At noon Maya took a break from the morning’s fruitless interviewing, walked to a nearby café and ordered a meal. He sat outside near the water and watched a finely dressed, prosperous-looking man approach his table. An hour later the search was over. Maya had found what he wanted – a Phoenician captain and crew. The captain said he’d made the trip to the land across the western ocean once before. That was a plus for Maya. He paid the captain half his fee. A few days later he hired a crew of local African men, who began loading provisions for the long journey.
The man Maya hired was a wealthy ship-owner and captain named Paltibaal, which in Phoenician meant “my refuge is the god Baal.” The Egyptians considered Baal a pagan deity, but he was god of sun and storms, and his sister was goddess of the sea. Maya decided an extra dose of prayers to Phoenician gods couldn’t hurt. It might even help protect them from stormy seas.
The ship sailed in fine weather through the narrow straits that the Greeks would later call the Pillars of Hercules and into the great sea. Once land was far behind them, the captain followed the roughly drawn Atlantean map towards territory many
days’ travel to the west.
On his other trip Paltibaal had landed in what was today called Massachusetts.
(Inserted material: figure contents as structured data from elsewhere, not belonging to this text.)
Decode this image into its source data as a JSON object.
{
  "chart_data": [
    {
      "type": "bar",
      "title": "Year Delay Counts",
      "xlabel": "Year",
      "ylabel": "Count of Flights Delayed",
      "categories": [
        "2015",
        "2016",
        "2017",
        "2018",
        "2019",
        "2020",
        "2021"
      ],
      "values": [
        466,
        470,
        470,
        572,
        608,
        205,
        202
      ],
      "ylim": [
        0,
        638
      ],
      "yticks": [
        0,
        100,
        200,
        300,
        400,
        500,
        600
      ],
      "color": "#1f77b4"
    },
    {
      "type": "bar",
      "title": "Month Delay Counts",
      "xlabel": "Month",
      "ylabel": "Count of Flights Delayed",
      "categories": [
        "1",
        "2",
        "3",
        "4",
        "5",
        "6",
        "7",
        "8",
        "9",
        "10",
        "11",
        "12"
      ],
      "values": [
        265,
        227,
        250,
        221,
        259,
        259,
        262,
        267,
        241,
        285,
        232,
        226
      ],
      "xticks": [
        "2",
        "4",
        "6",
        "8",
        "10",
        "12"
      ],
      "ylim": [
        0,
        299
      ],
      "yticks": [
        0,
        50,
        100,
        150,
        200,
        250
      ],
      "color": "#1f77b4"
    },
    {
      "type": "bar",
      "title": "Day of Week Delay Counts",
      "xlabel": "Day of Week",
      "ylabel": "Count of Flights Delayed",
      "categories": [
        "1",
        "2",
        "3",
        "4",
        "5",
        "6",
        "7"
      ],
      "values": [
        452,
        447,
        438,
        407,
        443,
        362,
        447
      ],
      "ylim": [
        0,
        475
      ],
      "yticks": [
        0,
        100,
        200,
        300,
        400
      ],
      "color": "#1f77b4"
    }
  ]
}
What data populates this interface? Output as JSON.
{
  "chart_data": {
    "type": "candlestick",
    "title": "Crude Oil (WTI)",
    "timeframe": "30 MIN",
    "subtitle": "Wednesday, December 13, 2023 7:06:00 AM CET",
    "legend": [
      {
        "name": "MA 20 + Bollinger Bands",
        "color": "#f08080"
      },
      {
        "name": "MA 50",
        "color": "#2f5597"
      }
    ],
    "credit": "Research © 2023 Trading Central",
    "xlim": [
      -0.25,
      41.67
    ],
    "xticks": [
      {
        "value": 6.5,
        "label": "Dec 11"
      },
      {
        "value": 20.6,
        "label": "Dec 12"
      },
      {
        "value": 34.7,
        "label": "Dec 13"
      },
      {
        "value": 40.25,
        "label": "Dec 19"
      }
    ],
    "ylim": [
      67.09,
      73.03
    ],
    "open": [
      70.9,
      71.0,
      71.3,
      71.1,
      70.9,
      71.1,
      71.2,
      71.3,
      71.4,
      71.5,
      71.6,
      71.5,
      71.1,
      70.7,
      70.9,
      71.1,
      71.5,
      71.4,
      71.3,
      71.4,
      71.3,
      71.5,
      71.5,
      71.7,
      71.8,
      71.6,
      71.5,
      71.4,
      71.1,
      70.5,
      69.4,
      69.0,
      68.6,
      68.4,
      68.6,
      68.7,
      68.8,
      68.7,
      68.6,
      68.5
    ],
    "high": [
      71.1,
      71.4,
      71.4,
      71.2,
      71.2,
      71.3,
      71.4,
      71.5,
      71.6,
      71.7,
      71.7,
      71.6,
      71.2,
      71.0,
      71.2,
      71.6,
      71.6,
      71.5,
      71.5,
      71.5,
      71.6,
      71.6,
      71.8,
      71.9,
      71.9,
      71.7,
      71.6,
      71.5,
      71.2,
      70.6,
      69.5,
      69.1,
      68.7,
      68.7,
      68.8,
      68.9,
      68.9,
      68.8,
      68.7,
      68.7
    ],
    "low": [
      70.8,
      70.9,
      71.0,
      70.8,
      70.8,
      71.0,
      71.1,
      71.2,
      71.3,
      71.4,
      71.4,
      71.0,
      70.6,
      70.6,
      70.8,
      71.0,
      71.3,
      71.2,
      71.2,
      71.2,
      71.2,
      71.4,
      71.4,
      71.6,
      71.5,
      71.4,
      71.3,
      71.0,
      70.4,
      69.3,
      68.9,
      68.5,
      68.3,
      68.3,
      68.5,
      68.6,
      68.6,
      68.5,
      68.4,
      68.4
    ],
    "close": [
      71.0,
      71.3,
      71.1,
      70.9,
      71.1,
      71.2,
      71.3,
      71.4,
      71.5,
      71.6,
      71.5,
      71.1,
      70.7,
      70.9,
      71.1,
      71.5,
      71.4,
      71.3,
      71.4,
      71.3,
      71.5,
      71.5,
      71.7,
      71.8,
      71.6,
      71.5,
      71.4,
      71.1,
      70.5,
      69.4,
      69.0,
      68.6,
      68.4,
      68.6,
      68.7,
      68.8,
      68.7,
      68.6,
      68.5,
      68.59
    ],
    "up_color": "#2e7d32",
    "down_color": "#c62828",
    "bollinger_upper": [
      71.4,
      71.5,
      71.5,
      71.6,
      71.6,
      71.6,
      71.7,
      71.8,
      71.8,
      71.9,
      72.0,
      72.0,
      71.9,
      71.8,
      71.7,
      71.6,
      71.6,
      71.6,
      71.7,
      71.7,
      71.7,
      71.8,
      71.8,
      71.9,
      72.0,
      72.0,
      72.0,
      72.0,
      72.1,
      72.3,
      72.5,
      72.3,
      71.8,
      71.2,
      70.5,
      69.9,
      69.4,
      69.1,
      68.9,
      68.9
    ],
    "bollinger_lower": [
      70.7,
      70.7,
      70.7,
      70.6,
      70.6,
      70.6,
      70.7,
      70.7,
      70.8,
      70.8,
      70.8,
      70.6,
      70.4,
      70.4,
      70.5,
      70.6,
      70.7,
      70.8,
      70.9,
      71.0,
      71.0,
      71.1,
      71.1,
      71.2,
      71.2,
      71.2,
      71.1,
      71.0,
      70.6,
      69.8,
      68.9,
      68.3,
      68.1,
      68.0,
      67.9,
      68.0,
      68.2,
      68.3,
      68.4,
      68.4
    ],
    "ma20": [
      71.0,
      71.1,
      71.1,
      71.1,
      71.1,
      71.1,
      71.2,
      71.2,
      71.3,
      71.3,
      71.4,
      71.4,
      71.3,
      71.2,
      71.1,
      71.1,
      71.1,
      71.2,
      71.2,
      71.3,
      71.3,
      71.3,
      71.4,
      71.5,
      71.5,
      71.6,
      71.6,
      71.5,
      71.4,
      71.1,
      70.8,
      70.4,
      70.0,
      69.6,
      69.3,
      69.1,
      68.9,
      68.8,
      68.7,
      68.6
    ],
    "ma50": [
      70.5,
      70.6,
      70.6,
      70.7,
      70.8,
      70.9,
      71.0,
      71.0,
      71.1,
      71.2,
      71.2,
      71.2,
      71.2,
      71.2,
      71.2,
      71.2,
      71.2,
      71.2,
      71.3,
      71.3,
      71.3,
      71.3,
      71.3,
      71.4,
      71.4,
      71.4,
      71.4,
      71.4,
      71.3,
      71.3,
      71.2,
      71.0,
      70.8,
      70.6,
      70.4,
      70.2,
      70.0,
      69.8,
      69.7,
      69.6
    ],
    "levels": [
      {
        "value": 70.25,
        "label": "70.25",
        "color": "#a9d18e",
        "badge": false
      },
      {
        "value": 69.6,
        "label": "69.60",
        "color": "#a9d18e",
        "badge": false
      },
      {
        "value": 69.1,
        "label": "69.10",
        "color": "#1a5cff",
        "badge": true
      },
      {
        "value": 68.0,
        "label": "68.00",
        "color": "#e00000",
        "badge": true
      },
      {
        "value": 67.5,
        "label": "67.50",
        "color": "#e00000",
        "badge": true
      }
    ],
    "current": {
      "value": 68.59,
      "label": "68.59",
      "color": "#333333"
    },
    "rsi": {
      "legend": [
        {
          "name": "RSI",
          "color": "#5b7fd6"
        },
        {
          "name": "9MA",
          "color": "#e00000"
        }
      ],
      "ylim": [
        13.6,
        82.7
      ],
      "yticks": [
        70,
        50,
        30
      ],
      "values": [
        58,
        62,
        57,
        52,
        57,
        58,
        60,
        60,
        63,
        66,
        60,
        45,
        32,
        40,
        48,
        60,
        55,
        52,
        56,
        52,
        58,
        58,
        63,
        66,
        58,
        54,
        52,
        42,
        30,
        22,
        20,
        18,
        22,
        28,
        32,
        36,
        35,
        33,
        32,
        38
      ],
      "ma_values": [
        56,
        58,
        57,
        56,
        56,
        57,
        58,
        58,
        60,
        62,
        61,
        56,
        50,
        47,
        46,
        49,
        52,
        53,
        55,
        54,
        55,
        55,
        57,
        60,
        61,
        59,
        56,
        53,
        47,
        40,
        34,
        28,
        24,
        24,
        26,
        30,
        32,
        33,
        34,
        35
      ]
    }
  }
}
He traveled as far as he could up a river and camped at a spot later named Dighton Rock near the modern town of Berkeley. His men drew pictures and wrote words in Phoenician. Two thousand years later experts would argue whether the petroglyphs carved on Dighton Rock were ancient Hebrew or Latin, if indigenous people had drawn them, or if they were simply a hoax. Reverend Cotton Mather mentioned the rock in a book in 1690, referring to its inscriptions as curiosities. No one ever learned what the mysterious petroglyphs really were. No one would ever know the Phoenician Paltibaal and his crew had carved the drawings and words thirteen centuries before Christ.
The ship was tossed in rough seas as they traveled southwest toward the equator. Following the map, they passed near one of the tiny islands that was now part of the Bahamas chain. They sailed in light winds through the Gulf of Mexico.
Six weeks after the voyage began, they spied the land drawn on the ancient map. Maya gave thanks to the gods for safe travel as they sailed into a secluded lagoon that was now called Michoacan in the Mexican state of Tabasco. When the captain saw Indians, he presumed they were the same race as those he’d encountered previously. He couldn’t have been more wrong – these were Olmecs. Originally farmers, today they were an advanced civilization structured into a class hierarchy and were already making ornaments and jewelry from jade and obsidian. They had extensive trade routes; although they had never seen Phoenicians or Egyptians, they welcomed the strangers whom they thought were here to engage in commerce. The Olmec leaders were particularly fascinated with Paltibaal’s African crew. They had never seen men with such prominent features. They ordered artists to sketch them. Later they’d carve their likenesses in stone to memorialize these unusual men.